As for Travolta, a veteran of the Broadway production that inspired the hit movie: He was suddenly a matinee idol (the popular press dubbed his dimpled, duck-tailed Danny as “dreamy”).
And Newton-John as the prim Sandy Olsen: My college buddy Larry “Bug” Wooten, a Hank Jr. fan who collects Japanimation paraphernalia, maintains a crush on the pint-sized pop thrush to this day.
The film Grease came out on DVD not quite a year-and-a-half ago (should you need to, you can now still-frame Newton-John’s can-can like you never could-could before). Meanwhile, the current revival of the original musical is booked through July in venues nationwide, stopping next week in Asheville.
Because America can’t get enough of its own overblown myths, especially when those iconic tales buff out our culture’s defining rough edges, and everyone involved just struts and sings and hugs and gets the girl or guy in the end.
And in that, we’re hardly alone: In a recent poll by British TV’s popular Channel 4, Grease topped the list of the UK’s favorite musicals of all time.
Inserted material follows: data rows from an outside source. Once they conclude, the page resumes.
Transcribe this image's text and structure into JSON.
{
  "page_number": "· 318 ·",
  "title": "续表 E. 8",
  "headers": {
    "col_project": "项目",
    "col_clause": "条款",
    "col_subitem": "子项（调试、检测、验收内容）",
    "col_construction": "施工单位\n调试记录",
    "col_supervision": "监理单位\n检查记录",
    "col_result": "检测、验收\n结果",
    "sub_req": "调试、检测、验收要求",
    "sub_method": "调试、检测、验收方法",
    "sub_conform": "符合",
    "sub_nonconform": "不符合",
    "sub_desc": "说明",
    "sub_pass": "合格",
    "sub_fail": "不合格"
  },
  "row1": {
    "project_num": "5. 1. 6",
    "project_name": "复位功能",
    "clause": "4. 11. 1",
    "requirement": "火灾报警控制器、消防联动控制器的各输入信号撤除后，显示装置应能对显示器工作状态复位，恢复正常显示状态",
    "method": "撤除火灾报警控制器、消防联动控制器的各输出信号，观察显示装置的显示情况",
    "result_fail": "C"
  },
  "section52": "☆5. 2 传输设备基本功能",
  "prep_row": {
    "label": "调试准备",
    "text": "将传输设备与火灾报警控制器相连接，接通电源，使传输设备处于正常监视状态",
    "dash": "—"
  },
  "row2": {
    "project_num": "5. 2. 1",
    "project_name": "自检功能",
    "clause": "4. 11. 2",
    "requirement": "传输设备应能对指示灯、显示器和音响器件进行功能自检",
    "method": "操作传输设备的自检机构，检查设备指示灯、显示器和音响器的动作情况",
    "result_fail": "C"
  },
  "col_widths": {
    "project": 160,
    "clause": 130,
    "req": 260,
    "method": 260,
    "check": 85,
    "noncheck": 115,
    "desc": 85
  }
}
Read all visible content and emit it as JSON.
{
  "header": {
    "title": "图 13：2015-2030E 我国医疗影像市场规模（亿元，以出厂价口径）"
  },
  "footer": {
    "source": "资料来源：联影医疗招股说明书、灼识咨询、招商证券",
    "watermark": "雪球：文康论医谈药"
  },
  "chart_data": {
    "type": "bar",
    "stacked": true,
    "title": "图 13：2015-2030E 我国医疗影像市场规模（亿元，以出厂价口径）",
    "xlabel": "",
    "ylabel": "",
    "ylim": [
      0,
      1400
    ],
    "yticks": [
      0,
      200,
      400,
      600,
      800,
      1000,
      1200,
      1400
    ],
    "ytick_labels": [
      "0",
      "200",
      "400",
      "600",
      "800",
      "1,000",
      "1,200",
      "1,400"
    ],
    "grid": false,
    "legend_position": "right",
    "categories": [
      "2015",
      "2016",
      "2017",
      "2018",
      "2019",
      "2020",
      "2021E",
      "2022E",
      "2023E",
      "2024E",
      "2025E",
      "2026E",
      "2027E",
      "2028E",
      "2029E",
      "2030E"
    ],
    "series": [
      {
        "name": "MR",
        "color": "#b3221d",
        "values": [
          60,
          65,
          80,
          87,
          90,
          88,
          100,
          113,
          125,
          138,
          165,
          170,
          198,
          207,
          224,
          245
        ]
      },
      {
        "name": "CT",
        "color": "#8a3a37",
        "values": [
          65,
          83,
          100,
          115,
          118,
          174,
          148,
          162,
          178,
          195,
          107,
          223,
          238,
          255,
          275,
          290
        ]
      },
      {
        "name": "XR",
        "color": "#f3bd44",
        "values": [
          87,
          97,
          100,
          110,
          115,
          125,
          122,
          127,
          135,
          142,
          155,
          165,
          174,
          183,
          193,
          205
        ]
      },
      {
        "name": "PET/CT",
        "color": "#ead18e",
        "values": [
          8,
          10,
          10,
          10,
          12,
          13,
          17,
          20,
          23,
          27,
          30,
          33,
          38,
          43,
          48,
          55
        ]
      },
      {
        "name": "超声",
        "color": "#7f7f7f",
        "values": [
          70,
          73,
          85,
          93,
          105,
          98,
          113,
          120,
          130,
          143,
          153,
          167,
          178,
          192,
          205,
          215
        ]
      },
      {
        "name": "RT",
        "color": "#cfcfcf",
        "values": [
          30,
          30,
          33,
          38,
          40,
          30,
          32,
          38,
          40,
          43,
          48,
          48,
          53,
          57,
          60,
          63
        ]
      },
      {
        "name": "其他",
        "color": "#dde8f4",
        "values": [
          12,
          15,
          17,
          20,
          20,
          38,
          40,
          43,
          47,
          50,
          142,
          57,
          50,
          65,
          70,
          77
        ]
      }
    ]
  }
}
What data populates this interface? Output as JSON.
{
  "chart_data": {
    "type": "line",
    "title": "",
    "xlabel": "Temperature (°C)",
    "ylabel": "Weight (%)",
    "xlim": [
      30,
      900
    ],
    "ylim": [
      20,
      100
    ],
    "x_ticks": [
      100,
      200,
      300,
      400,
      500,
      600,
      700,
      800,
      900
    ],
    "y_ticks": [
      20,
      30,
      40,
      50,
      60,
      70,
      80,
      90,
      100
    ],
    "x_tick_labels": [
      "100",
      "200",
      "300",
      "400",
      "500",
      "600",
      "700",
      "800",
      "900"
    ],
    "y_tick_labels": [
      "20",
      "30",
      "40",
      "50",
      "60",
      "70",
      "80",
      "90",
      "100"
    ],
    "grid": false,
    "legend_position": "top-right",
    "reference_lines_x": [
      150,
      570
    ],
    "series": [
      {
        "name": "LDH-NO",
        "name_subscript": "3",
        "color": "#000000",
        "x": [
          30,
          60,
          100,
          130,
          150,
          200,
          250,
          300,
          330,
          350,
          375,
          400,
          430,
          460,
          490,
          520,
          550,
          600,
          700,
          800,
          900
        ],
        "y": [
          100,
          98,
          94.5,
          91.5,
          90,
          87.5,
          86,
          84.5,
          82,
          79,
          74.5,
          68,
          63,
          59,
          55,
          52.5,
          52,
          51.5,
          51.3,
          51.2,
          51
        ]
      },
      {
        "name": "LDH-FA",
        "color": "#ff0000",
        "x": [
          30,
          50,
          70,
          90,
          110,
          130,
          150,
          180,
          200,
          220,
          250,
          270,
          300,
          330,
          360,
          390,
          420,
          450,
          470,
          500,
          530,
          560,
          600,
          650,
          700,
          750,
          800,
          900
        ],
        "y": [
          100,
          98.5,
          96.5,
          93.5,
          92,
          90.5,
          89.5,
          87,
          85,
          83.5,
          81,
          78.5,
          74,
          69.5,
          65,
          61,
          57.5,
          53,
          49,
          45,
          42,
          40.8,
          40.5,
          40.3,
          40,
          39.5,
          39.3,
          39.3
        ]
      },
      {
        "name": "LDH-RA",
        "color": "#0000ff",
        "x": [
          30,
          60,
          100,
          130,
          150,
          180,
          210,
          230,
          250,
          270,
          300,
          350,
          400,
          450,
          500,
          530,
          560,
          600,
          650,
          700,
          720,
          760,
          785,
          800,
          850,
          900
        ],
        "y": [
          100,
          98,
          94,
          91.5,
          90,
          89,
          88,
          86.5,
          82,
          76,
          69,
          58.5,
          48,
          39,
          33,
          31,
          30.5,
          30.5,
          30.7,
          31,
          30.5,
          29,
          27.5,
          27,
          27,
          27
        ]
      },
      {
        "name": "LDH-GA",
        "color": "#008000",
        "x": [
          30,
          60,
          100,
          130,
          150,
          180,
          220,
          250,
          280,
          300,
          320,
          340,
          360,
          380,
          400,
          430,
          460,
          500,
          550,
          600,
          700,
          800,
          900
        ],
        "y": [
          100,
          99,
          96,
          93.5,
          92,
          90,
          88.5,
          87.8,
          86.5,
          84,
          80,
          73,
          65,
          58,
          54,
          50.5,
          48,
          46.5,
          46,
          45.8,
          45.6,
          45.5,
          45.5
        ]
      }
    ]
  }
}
The Irish Examiner reported that the ’50s send-up “pipped” even The Sound of Music and The Wizard of Oz.
Fans of the film face some surprises upon first seeing the stage version. Some songs are different (“Grease” has never actually been the word on Broadway, for instance, while the butts-aft stage favorite “Mooning” was never bared in the movie).
The story line, too, is slightly changed. While the film is disproportionately skewed toward leather-jacketed Danny Zuko’s love for preppy Sandy Olsen, and Sandy’s tough-‘n’-sexy turn to win her bad-boy man, the touring musical is more democratic in its focus.
“In the stage production, you get to know the individual greasers [better],” Jacqueline Colmer, who plays Rizzo, noted by phone from a Texas tour stop. “It’s really more of an ensemble piece.”
More time is given, for instance, to Rizzo’s pregnancy scare with Kenickie, Danny’s best T-Bird buddy. And the film’s Sandy Olsen becomes, on stage, Sandy Dumbrowski, arriving at Rydell High not from Australia, but from a cloistered Catholic school.
Danny’s conversion from greaser to track star to try to win Sandy’s love is also given greater play on stage, a veritable feminist coup.
“I think there’s a compromise in our show,” Colmer muses. “I don’t think it’s necessarily just the woman changing for the man.”
Rizzo is the word
Ah, Rizzo. I blame her for so very much.
Because she’s just so distinct from the rest of the Brylcreemed-and-bouffanted bunch. As portrayed in the film by Stockard Channing, Betty Rizzo is that archetypal bad girl hiding a tender, troubled heart. Her bruised maturity and filthy mouth had me chasing her, so to speak, for years.
She’s truly a hoot to play, confirms Colmer.
“Rizzo does what she needs to do, and she’s not afraid to ask, and she pretty much gets what she wants,” explains the Boston Conservatory of Music-trained singer. “She’s my kind of girl.
“People just love her.”
Which leads me, unfortunately, to reveal my own persistent affections.
Colmer is unfazed. After having played Rizzo some 400 times in the past two years, she must be used to such midlife-man true confessions.
I guess I should be grateful. The real Rizzo would have blasted me with sarcasm, then hung up.